This dissertation focuses on using the machine learning technique, boosting, for causal inference in the instrumental variable (IV) regression models.
In Chapter 1, when endogenous variables are approximated by sieve functions of observable instruments, the number of instruments increases rapidly and many may be invalid or irrelevant. We introduce Double Boosting (DB) which consistently selects only valid and relevant instruments even when there are more instruments than the sample size. We estimate the parameter of interest using generalized method of moments (GMM) with selected instruments. We refer this method as Double Boosting GMM (DB-GMM). We show that DB does not select weakly relevant or weakly valid instruments. In Monte Carlo, we compare DB-GMM with other methods such as GMM using Lasso penalty (penalized GMM). In the application of estimating the BLP-type automobile demand function, where price is endogenous and instruments are high dimensional functions of product characteristics, we find the DB-GMM estimator of the price elasticity of demand is more elastic than other estimators.
Extending from Chapter 1, Chapter 2 combines the DB selection algorithm from Chapter 1 with the multiple-layer neural networks (NN) for the first-stage IV estimation, where high dimensional sieve instrument variables are the activation functions at the last hidden layer of the neural networks.

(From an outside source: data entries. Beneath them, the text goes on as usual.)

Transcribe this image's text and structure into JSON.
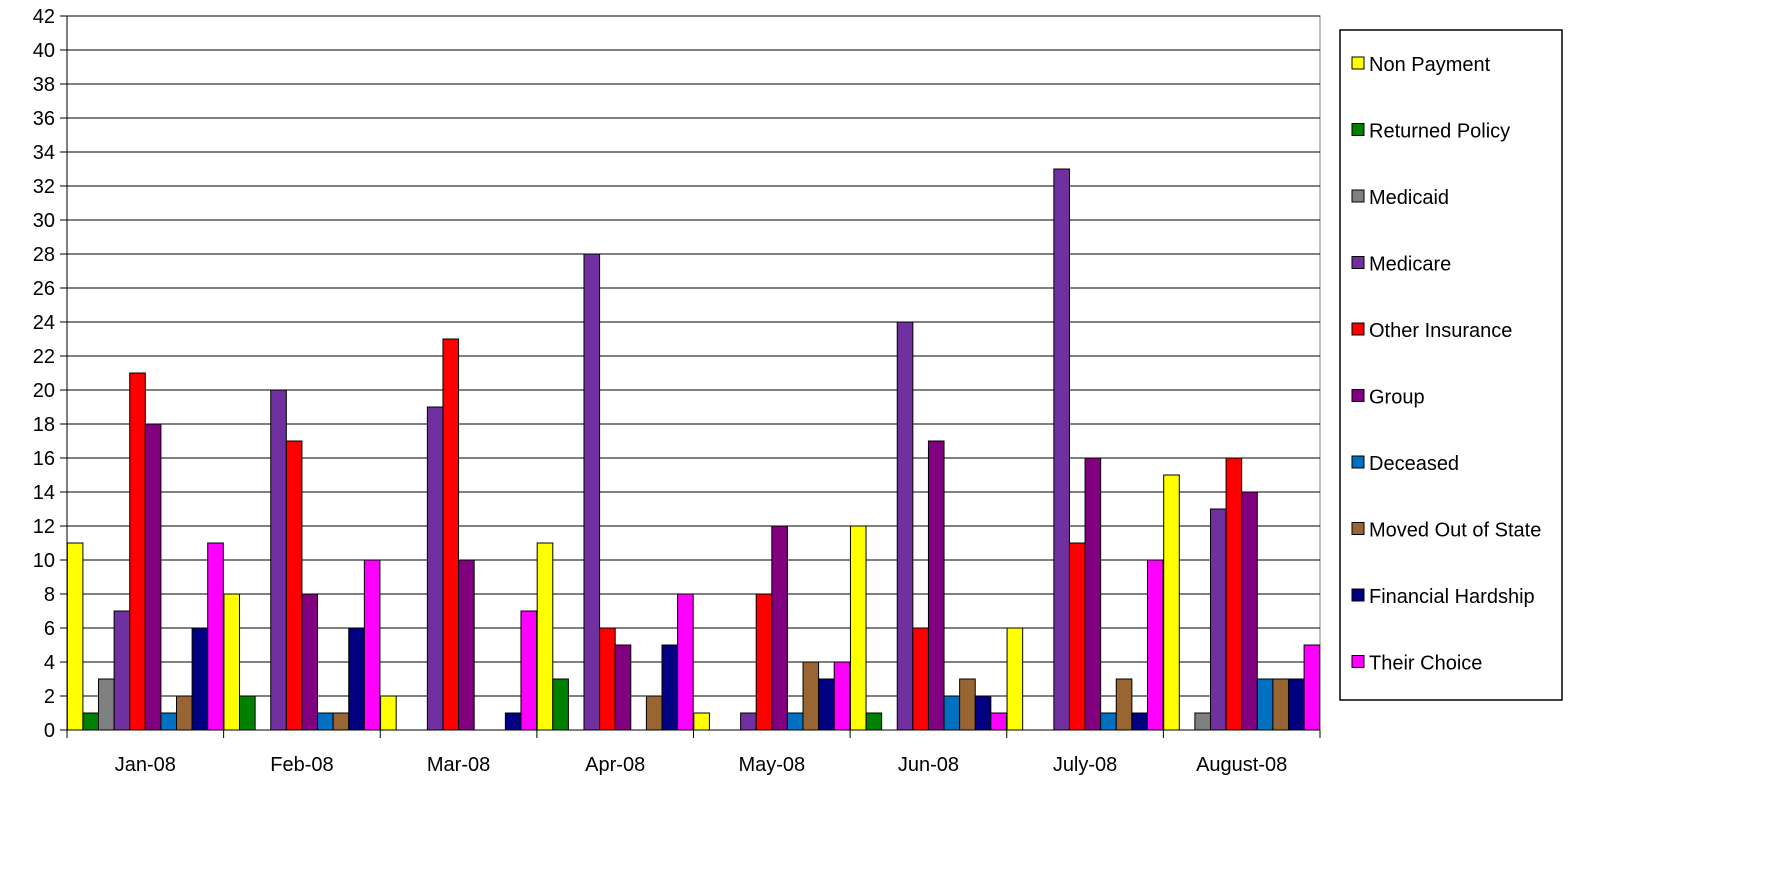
{
  "chart_data": {
    "type": "bar",
    "title": "",
    "xlabel": "",
    "ylabel": "",
    "ylim": [
      0,
      42
    ],
    "y_tick_step": 2,
    "grid": true,
    "legend_position": "right",
    "categories": [
      "Jan-08",
      "Feb-08",
      "Mar-08",
      "Apr-08",
      "May-08",
      "Jun-08",
      "July-08",
      "August-08"
    ],
    "series": [
      {
        "name": "Non Payment",
        "color": "#ffff00",
        "values": [
          11,
          8,
          2,
          11,
          1,
          12,
          6,
          15
        ]
      },
      {
        "name": "Returned Policy",
        "color": "#008000",
        "values": [
          1,
          2,
          0,
          3,
          0,
          1,
          0,
          0
        ]
      },
      {
        "name": "Medicaid",
        "color": "#808080",
        "values": [
          3,
          0,
          0,
          0,
          0,
          0,
          0,
          1
        ]
      },
      {
        "name": "Medicare",
        "color": "#7030a0",
        "values": [
          7,
          20,
          19,
          28,
          1,
          24,
          33,
          13
        ]
      },
      {
        "name": "Other Insurance",
        "color": "#ff0000",
        "values": [
          21,
          17,
          23,
          6,
          8,
          6,
          11,
          16
        ]
      },
      {
        "name": "Group",
        "color": "#800080",
        "values": [
          18,
          8,
          10,
          5,
          12,
          17,
          16,
          14
        ]
      },
      {
        "name": "Deceased",
        "color": "#0070c0",
        "values": [
          1,
          1,
          0,
          0,
          1,
          2,
          1,
          3
        ]
      },
      {
        "name": "Moved Out of State",
        "color": "#996633",
        "values": [
          2,
          1,
          0,
          2,
          4,
          3,
          3,
          3
        ]
      },
      {
        "name": "Financial Hardship",
        "color": "#000080",
        "values": [
          6,
          6,
          1,
          5,
          3,
          2,
          1,
          3
        ]
      },
      {
        "name": "Their Choice",
        "color": "#ff00ff",
        "values": [
          11,
          10,
          7,
          8,
          4,
          1,
          10,
          5
        ]
      }
    ]
  }
}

Chapter 3 studies the panel data models with many instruments. When the regressors are endogenous in the panel data models, we employed the 2SLS approach for the FE estimator. We denote it as FE-2SLS. We find that the FE-2SLS estimator is sensitive to the number of instruments, where it is inconsistent when the number of instruments increases. We show that using the two regularization methods, SCAD and L2Boosting, for instrument selection make the FE-2SLS estimator more robust and restore its consistency when there are many instruments. Furthermore, we consider a Stein-like combined estimator of the FE and FE-2SLS estimators and provide its asymptotic properties. A empirical study is conducted for the economics of real house price using the US state level panel data.